How Smart Can Analytics Get?
According to Forrester, the average company's data warehouse today is somewhere between one and 10 terabytes in size. So what happens to analytics over the next decade, as the norm moves toward the petabyte range? How will this hunger for precise analysis, combined with a flood of raw new data, set the stage for powerful, advanced analytics outcomes?
New architectures for data and logic processing are ushering in a game-changing era of advanced analytics.
These new approaches support massive data sets to produce powerful insights and analysis -- yet with unprecedented price-performance. As we enter 2010, enterprises are including more forms of diverse data into their business intelligence (BI) activities. They're also diversifying the types of analysis that they expect from these investments.
At the same time, more kinds and sizes of companies and government agencies are seeking to deliver ever more data-driven analysis for their employees, partners, users, and citizens. It boils down to giving more communities of participants what they need to excel at whatever they're doing. By putting analytics into the hands of more decision makers, huge productivity wins across entire economies become far more likely.
But such improvements won't happen if the data can't effectively reach the application's logic, if the systems can't handle the massive processing scale involved, or the total costs and complexity are too high.
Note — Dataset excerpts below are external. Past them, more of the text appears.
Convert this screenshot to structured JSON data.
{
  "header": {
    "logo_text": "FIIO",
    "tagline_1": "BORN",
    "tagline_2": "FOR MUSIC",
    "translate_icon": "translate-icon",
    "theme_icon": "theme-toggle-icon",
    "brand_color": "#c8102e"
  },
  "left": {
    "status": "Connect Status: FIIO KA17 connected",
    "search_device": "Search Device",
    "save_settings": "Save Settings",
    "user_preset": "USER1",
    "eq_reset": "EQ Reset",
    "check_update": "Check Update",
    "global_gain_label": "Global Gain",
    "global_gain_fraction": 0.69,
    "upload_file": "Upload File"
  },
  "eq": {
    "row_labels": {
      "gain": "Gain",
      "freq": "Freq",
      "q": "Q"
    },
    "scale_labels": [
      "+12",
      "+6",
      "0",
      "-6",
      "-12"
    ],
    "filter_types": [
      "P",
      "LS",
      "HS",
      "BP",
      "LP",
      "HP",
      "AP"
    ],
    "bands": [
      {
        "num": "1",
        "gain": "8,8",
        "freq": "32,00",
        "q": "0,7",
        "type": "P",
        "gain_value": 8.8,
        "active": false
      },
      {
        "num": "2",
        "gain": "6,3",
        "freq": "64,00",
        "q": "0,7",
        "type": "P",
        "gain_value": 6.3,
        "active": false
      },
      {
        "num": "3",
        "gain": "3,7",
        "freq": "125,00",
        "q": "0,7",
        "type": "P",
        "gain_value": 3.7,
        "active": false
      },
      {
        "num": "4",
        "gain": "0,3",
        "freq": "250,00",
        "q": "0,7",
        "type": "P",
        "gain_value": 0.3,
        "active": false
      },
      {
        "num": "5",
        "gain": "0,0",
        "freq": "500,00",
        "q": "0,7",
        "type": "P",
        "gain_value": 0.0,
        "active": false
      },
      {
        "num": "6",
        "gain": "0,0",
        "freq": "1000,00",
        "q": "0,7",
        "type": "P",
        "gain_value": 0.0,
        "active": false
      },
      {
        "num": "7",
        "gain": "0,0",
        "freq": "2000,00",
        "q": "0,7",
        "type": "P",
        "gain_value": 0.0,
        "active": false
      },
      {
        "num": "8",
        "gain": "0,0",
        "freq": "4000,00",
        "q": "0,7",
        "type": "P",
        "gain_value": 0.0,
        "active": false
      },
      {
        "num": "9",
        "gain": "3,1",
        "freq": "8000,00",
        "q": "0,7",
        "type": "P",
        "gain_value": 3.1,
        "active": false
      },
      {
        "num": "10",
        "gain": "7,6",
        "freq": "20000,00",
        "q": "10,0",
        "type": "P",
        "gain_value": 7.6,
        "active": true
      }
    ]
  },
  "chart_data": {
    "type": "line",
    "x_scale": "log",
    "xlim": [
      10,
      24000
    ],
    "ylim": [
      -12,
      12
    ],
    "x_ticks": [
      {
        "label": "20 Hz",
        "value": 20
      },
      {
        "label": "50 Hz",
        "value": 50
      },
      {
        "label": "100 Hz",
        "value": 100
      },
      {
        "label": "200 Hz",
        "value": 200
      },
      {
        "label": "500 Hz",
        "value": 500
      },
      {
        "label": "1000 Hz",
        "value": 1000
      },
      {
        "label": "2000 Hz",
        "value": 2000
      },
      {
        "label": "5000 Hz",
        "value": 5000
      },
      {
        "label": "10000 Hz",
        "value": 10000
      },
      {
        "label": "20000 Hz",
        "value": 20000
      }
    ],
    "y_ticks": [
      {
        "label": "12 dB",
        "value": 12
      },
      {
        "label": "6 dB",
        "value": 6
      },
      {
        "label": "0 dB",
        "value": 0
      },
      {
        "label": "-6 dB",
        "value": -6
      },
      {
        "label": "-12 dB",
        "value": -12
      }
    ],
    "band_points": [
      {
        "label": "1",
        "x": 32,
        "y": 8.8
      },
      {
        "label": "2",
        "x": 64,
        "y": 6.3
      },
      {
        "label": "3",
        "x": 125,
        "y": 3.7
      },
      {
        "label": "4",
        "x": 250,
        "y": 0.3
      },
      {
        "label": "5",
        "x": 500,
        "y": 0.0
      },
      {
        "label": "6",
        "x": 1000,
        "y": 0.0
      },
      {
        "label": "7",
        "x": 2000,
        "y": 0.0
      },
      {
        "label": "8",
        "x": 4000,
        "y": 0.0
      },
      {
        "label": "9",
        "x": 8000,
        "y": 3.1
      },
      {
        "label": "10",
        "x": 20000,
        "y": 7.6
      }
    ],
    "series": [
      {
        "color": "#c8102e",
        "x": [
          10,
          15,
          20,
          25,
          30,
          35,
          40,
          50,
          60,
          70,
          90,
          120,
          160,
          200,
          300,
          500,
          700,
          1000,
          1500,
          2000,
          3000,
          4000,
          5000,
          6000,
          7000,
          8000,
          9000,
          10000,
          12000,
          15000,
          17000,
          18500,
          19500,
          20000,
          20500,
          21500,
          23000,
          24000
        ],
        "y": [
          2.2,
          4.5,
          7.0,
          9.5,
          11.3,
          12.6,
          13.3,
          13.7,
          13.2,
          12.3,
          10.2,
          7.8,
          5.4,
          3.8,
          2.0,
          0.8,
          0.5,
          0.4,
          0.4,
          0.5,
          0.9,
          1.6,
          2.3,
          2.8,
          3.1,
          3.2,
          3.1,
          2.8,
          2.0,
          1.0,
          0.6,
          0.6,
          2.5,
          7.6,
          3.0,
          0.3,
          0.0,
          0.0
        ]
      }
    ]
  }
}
In this sponsored podcast discussion we examine how convergence of data and logic, of parallelism and MapReduce -- and of a hunger for precise analysis with a flood of raw new data -- are all setting the stage for powerful advanced analytics outcomes.
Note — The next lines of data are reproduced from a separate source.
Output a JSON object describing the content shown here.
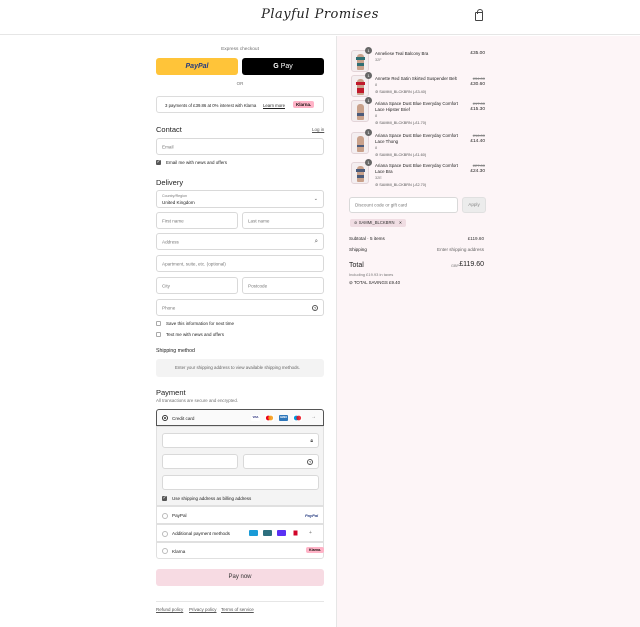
{
  "header": {
    "logo": "Playful Promises"
  },
  "express": {
    "title": "Express checkout",
    "paypal_label": "PayPal",
    "gpay_label": "Pay",
    "or_label": "OR"
  },
  "klarna_banner": {
    "text": "3 payments of £39.86 at 0% interest with Klarna",
    "learn_more": "Learn more",
    "badge": "Klarna."
  },
  "contact": {
    "title": "Contact",
    "login": "Log in",
    "email_placeholder": "Email",
    "news_label": "Email me with news and offers"
  },
  "delivery": {
    "title": "Delivery",
    "country_label": "Country/Region",
    "country_value": "United Kingdom",
    "first_name": "First name",
    "last_name": "Last name",
    "address": "Address",
    "apartment": "Apartment, suite, etc. (optional)",
    "city": "City",
    "postcode": "Postcode",
    "phone": "Phone",
    "save_info": "Save this information for next time",
    "text_me": "Text me with news and offers"
  },
  "shipping": {
    "title": "Shipping method",
    "message": "Enter your shipping address to view available shipping methods."
  },
  "payment": {
    "title": "Payment",
    "subtitle": "All transactions are secure and encrypted.",
    "credit_card": "Credit card",
    "card_logos": [
      "VISA",
      "MC",
      "AMEX",
      "MAES"
    ],
    "billing_label": "Use shipping address as billing address",
    "paypal": "PayPal",
    "paypal_badge": "PayPal",
    "additional": "Additional payment methods",
    "klarna": "Klarna",
    "klarna_badge": "Klarna."
  },
  "pay_now": "Pay now",
  "footer": {
    "refund": "Refund policy",
    "privacy": "Privacy policy",
    "terms": "Terms of service"
  },
  "order": {
    "items": [
      {
        "qty": "1",
        "name": "Anneliese Teal Balcony Bra",
        "variant": "32F",
        "price": "£35.00",
        "original": "",
        "discount": ""
      },
      {
        "qty": "1",
        "name": "Annette Red Satin Skirted Suspender Belt",
        "variant": "8",
        "original": "£34.00",
        "price": "£30.60",
        "discount": "SAMMI_BLCKBRN (-£3.40)"
      },
      {
        "qty": "1",
        "name": "Ariana Space Dust Blue Everyday Comfort Lace Hipster Brief",
        "variant": "8",
        "original": "£17.00",
        "price": "£15.30",
        "discount": "SAMMI_BLCKBRN (-£1.70)"
      },
      {
        "qty": "1",
        "name": "Ariana Space Dust Blue Everyday Comfort Lace Thong",
        "variant": "8",
        "original": "£16.00",
        "price": "£14.40",
        "discount": "SAMMI_BLCKBRN (-£1.60)"
      },
      {
        "qty": "1",
        "name": "Ariana Space Dust Blue Everyday Comfort Lace Bra",
        "variant": "32E",
        "original": "£27.00",
        "price": "£24.30",
        "discount": "SAMMI_BLCKBRN (-£2.70)"
      }
    ],
    "discount_placeholder": "Discount code or gift card",
    "apply": "Apply",
    "applied_code": "SAMMI_BLCKBRN",
    "subtotal_label": "Subtotal · 5 items",
    "subtotal_value": "£119.60",
    "shipping_label": "Shipping",
    "shipping_value": "Enter shipping address",
    "total_label": "Total",
    "currency": "GBP",
    "total_value": "£119.60",
    "taxes": "Including £19.93 in taxes",
    "savings": "TOTAL SAVINGS £9.40"
  }
}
To help learn how to attain advanced analytics and to uncover the benefits from these new architectural activities for ubiquitous BI, we're joined by Jim Kobielus, senior analyst at Forrester Research, and Sharmila Mulligan, executive vice president of marketing at Aster Data Systems. The discussion is moderated by BriefingsDirect's Dana Gardner, principal analyst at Interarbor Solutions.
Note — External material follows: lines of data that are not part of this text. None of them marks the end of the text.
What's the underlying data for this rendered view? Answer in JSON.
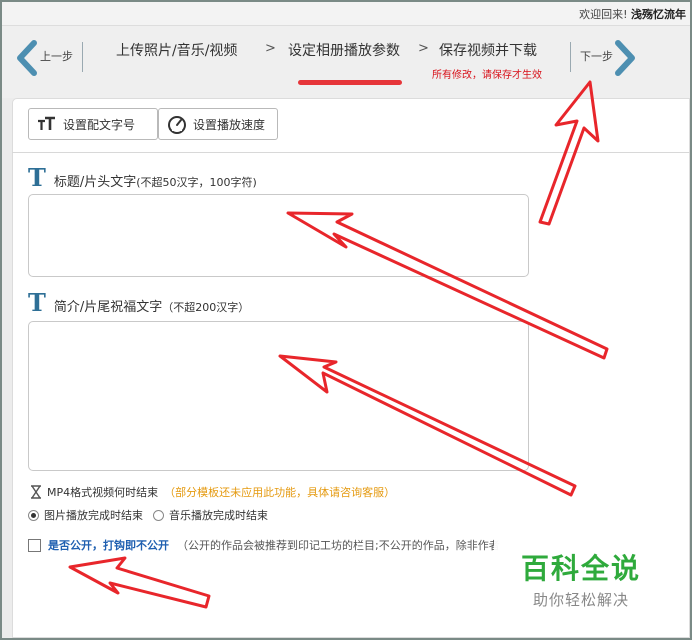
{
  "header": {
    "welcome_text": "欢迎回来!",
    "username": "浅殇忆流年"
  },
  "steps": {
    "prev_label": "上一步",
    "next_label": "下一步",
    "items": [
      {
        "label": "上传照片/音乐/视频",
        "active": false
      },
      {
        "label": "设定相册播放参数",
        "active": true
      },
      {
        "label": "保存视频并下载",
        "active": false
      }
    ],
    "separator": ">",
    "save_note": "所有修改，请保存才生效"
  },
  "toolbar": {
    "font_button": "设置配文字号",
    "speed_button": "设置播放速度"
  },
  "fields": {
    "title": {
      "icon": "T",
      "label": "标题/片头文字",
      "hint": "(不超50汉字，100字符)",
      "value": ""
    },
    "intro": {
      "icon": "T",
      "label": "简介/片尾祝福文字",
      "hint": "（不超200汉字）",
      "value": ""
    }
  },
  "mp4": {
    "label": "MP4格式视频何时结束",
    "tip": "（部分模板还未应用此功能，具体请咨询客服）",
    "options": [
      {
        "label": "图片播放完成时结束",
        "selected": true
      },
      {
        "label": "音乐播放完成时结束",
        "selected": false
      }
    ]
  },
  "public": {
    "label": "是否公开，打钩即不公开",
    "note": "（公开的作品会被推荐到印记工坊的栏目;不公开的作品，除非作者",
    "checked": false
  },
  "watermark": {
    "main": "百科全说",
    "sub": "助你轻松解决"
  },
  "colors": {
    "accent_red": "#e6353a",
    "nav_arrow": "#4d8fb1",
    "title_icon": "#2e6f96",
    "tip_orange": "#e59a10",
    "link_blue": "#1f5fb0",
    "watermark_green": "#2faa3c"
  }
}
Listen to the podcast (51:12 minutes).
Here are some excerpts:
Jim Kobielus: Advanced analytics is focused on how to answer questions about the future. It's what's likely to happen -- forecast, trend, what-if analysis -- as well as what I like to call the "deep present," really current streams for complex event processing.
What's streaming in now? And how can you analyze the great gushing streams of information that are emanating from all your applications, your workflows, and from social networks?
Advanced analytics is all about answering future-oriented, proactive, or predictive questions, as well as current streaming, real-time questions about what's going on now. Advanced analytics leverages the same core features that you find in basic analytics -- all the reports, visualizations, and dashboarding -- but then takes it several steps further. ...
What Forrester is seeing is that, although the average data warehouse today is in the 1-10 terabyte range for most companies, we foresee the average warehouse size going, in the middle of the coming decade, into the hundreds of terabytes.
In 10 years or so, we think it's possible, and increasingly likely, that petabyte-scale data warehouses or content warehouses will become common. It's all about unstructured information, deep history, and historical information. A lot of trends are pushing enterprises in the direction of big data. ...
We need to rethink the platforms with which we're doing analytical processing. Data mining is traditionally thought of as being the core of advanced analytics. Generally, you pull data from various sources into an analytical data mart.
That analytical data mart is usually on a database that's specific to a given predictive modeling project, let's say a customer analytics project. It may be a very fast server with a lot of compute power for a single server, but quite often what we call the analytical data mart is not the highest performance database you have in your company. Usually, that high performance database is your data warehouse.
As you build larger and more complex predictive models you quickly run into resource constraints on your existing data-mining platform. So you have to look for where you can find the CPU power, the data storage, and the I/O bandwidth to scale up your predictive modeling efforts.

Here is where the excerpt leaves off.